NBC 7 Responds reached out to The Cheesecake Factory for comment and a spokesperson told us that the amounts are only suggestions, meant solely for convenience.

“All gratuity amounts listed on our guest checks are suggestions only,” wrote Alethea Rowe, senior director of public relations at The Cheesecake Factory. “Guests are free to tip as they please. We believe our guests appreciate service provided by our hardworking staff and tip accordingly.”

NBC 7 Responds found another example at a Dave and Buster’s in Mission Valley. The customer was given two different receipts, each one had different suggested tip amounts.

“On the bill they gave me, the suggested tip for 20 percent of the bill was $4.98 but on the bill they had me sign, the suggested tip for 20 percent went up to $5.23,” the customer wrote to NBC 7 Responds. “I thought both were wrong and ended up giving the guy $6.00 when in reality that was about 25 percent of bill.”

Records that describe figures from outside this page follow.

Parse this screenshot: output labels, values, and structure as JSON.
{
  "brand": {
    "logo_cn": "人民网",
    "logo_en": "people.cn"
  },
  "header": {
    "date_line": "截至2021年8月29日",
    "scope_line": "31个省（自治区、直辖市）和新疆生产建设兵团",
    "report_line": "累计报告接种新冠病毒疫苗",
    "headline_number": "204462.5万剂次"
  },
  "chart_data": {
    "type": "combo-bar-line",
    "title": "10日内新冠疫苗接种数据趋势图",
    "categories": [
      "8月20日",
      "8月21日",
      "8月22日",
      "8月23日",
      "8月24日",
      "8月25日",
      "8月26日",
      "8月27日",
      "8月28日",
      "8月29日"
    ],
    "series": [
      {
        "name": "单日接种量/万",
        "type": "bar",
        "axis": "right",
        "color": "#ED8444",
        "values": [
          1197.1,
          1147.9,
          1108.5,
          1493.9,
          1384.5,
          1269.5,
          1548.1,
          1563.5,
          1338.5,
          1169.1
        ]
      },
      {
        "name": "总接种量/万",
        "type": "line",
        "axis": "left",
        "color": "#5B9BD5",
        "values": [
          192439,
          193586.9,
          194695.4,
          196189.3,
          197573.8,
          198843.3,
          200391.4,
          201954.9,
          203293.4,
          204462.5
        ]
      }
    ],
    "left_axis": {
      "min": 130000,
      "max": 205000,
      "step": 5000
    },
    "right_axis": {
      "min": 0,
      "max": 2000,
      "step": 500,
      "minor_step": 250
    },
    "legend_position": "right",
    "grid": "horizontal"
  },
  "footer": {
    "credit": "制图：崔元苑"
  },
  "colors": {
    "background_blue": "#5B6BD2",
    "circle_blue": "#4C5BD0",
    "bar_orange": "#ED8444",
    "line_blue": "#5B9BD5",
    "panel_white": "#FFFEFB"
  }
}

NBC 7 Responds contacted Dave and Buster’s for a comment but did not get a response.

And while some restaurants feel the suggestions are only meant to help their customers, other restaurant owners say the suggestions put unneeded pressure on their customers.

“It just feels awkward, you know? You feel pressured and I don’t like that,” said Damien Devine owner of Devine Pastabilities in Point Loma. “I don’t want to make my guests feel that way.”

Added Devine, "When someone is just putting a muffin in a bag or pouring a coffee, or whatever it may be, to tip a percentage on it just feels strange and forced like they are shoving it down my throat or making me feel guilty."

But Devine does acknowledge there’s a convenience side of it.

“It makes it easy so you don’t have to calculate it yourself,” one restaurant customer told NBC 7 as she was leaving a Rubio’s restaurant in La Mesa.

“I think it prompts you to give more of a tip,” one restaurant customer told NBC 7 Responds outside of a La Mesa restaurant. “It prompts you to tip potentially in situations where you wouldn’t want to give a tip or you wouldn’t normally give a tip.”

But some restaurants have found themselves in hot water for their use of tip calculators; The Cheesecake Factory being among them.

In July 2017 a group of customers filed a potential class-action lawsuit against The Cheesecake Factory. The lawsuit alleges that the chain restaurant failed to adjust tip suggestions when a table was splitting bills. That means that the suggested tips were on the entire bill and not each person’s total. 

A representative for The Cheesecake Factory did not comment on the pending litigation.

According to Julian Hammond, the attorney who filed the case on behalf of customers, a judge has yet to decide whether the case will be certified as a class action lawsuit. That decision is expected by the beginning of the year.

So what do you think? Are tip calculators more of a help or a hindrance? Should those suggested amounts include sale tax?